Study after study has shown that the most cost effective way to reduce drug use in the U.S. is through treatment, and that by far the most expensive method is source country eradication—it is 13 times more expensive. Present U.S. drug policies are expense and do not work.

Another key U.S. policy goal has been its whole-hearted push for the adoption of free market policies (what Latin Americans call “neoliberalism”), that economic religion that finds in free markets everyone’s salvation.

Latin America’s vast foreign debts and its need for new leading from international banks to pay the interest on existing obligations have provided leverage to compel adoption of neoliberal policies across Latin America. Most Latin America nations have had little real choice but to request loans from the International Monetary Fund, and the IMF typically attaches “conditionality” to these loans, the condition being the adoption of neoliberal economic policies.

These neoliberal programs have been in place for three decades across much of Latin America, so it is possible now to assess their success in providing economic growth and reducing poverty.

The news is not good.

Under these economic policies overall regional economic growth has been unimpressive, slower than other regions, and slower than Latin America itself in prior decades. Worse, such growth as has come has not been evenly shared, and according to the United Nations over 40 percent of Latin American’s live in poverty.

At its core this problem is about income distribution. Latin America has the most uneven income distribution of any region in the world. If Latin America’s income were only as unevenly divided as that of southeast Asia or eastern Europe, then even the tepid economic growth of the past decade would have been enough to move all but three percent of the population out of poverty across Latin America. Neoliberal policies cannot work in Latin America to end poverty because the income is too unevenly divided.

We are witnessing now how unregulated markets have worked out in this country, and more and more Latin Americans are having their doubts about these polices too. Neoliberal enthusiasts continue to argue for more time to give the free-market time to work its magic, that in the long run we all will be better off. But as John Maynard Keynes put it, “in the long run we are all dead.” We have given these policies three decades to work. They haven’t. Time’s up.

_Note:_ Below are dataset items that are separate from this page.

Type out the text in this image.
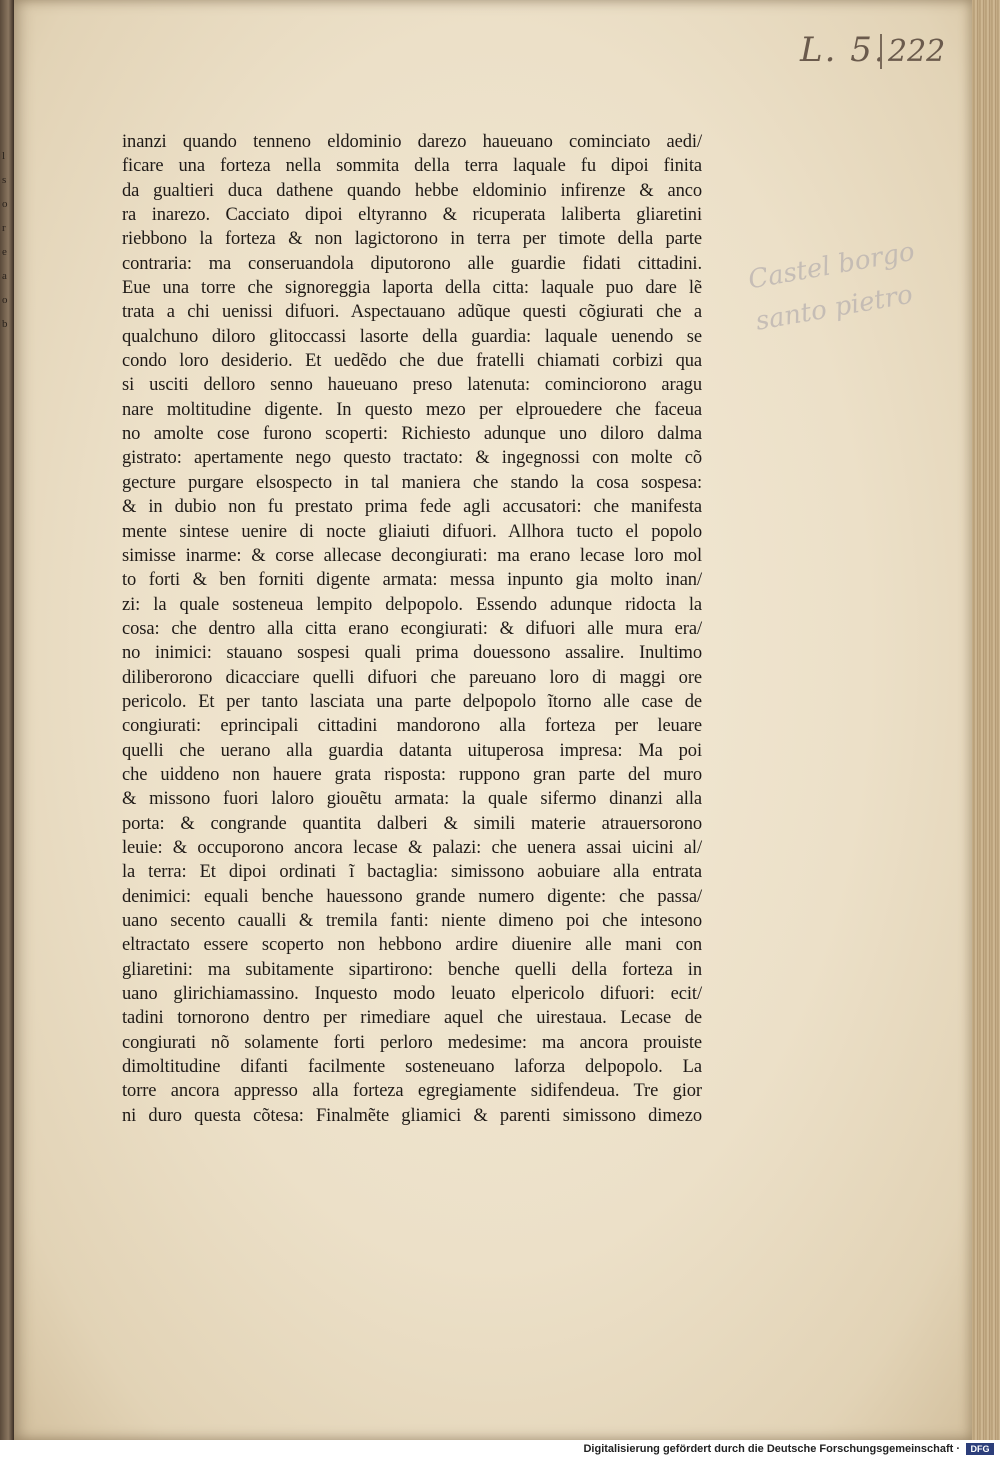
l
s
o
r
e
a
o
b
L. 5. 222
Castel borgo
santo pietro
inanzi quando tenneno eldominio darezo haueuano cominciato aedi/
ficare una forteza nella sommita della terra laquale fu dipoi finita
da gualtieri duca dathene quando hebbe eldominio infirenze & anco
ra inarezo. Cacciato dipoi eltyranno & ricuperata laliberta gliaretini
riebbono la forteza & non lagictorono in terra per timote della parte
contraria: ma conseruandola diputorono alle guardie fidati cittadini.
Eue una torre che signoreggia laporta della citta: laquale puo dare lẽ
trata a chi uenissi difuori. Aspectauano adũque questi cõgiurati che a
qualchuno diloro glitoccassi lasorte della guardia: laquale uenendo se
condo loro desiderio. Et uedẽdo che due fratelli chiamati corbizi qua
si usciti delloro senno haueuano preso latenuta: cominciorono aragu
nare moltitudine digente. In questo mezo per elprouedere che faceua
no amolte cose furono scoperti: Richiesto adunque uno diloro dalma
gistrato: apertamente nego questo tractato: & ingegnossi con molte cõ
gecture purgare elsospecto in tal maniera che stando la cosa sospesa:
& in dubio non fu prestato prima fede agli accusatori: che manifesta
mente sintese uenire di nocte gliaiuti difuori. Allhora tucto el popolo
simisse inarme: & corse allecase decongiurati: ma erano lecase loro mol
to forti & ben forniti digente armata: messa inpunto gia molto inan/
zi: la quale sosteneua lempito delpopolo. Essendo adunque ridocta la
cosa: che dentro alla citta erano econgiurati: & difuori alle mura era/
no inimici: stauano sospesi quali prima douessono assalire. Inultimo
diliberorono dicacciare quelli difuori che pareuano loro di maggi ore
pericolo. Et per tanto lasciata una parte delpopolo ĩtorno alle case de
congiurati: eprincipali cittadini mandorono alla forteza per leuare
quelli che uerano alla guardia datanta uituperosa impresa: Ma poi
che uiddeno non hauere grata risposta: rupponο gran parte del muro
& missono fuori laloro giouẽtu armata: la quale sifermo dinanzi alla
porta: & congrande quantita dalberi & simili materie atrauersorono
leuie: & occuporono ancora lecase & palazi: che uenera assai uicini al/
la terra: Et dipoi ordinati ĩ bactaglia: simissono aobuiare alla entrata
denimici: equali benche hauessono grande numero digente: che passa/
uano secento caualli & tremila fanti: niente dimeno poi che intesono
eltractato essere scoperto non hebbono ardire diuenire alle mani con
gliaretini: ma subitamente sipartirono: benche quelli della forteza in
uano glirichiamassino. Inquesto modo leuato elpericolo difuori: ecit/
tadini tornorono dentro per rimediare aquel che uirestaua. Lecase de
congiurati nõ solamente forti perloro medesime: ma ancora prouiste
dimoltitudine difanti facilmente sosteneuano laforza delpopolo. La
torre ancora appresso alla forteza egregiamente sidifendeua. Tre gior
ni duro questa cõtesa: Finalmẽte gliamici & parenti simissono dimezo
Digitalisierung gefördert durch die Deutsche Forschungsgemeinschaft ·	DFG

Free trade should be more fairly constructed. Less developed nations cannot fairly compete when the United States and other developed nations heavily subsidize agro-business in their home markets. The U.S. corn subsides, over 8 billion dollars a year, make it impossible for Mexican farmers to compete, and over one million Mexican farmers have lost their livelihood since Nafta came on line in 1994. The U.S. should move to swiftly phase out agricultural subsidies to agro-business, and should pressure other developed nations to follow suit.
And the United States should use its considerable influence with the International Monetary Fund to end the practice of loan conditionality. Supporting democracy means allowing nations to craft their own fiscal policies, not imposing an ideological driven, one-size fits all, economic program.

As U.S. attention has centered on its war in Iraq, Latin American has dropped off the radar. The United States is mattering less to Latin America. However, the United States should engage Latin America. The U.S. can play a positive role in Latin America, but can only do this with a change in priorities. It is time for a new direction in U.S. policy for Latin America, one that advances free and fair trade, one that focuses more on debt relief and poverty reduction, and one that respects the right of Latin America democracies to construct their own fiscal policies.

Ronn Pineo teaches Latin American history at Towson University in Maryland. He is the author of Ecuador and the United States: Useful Strangers (University of Georgia Press).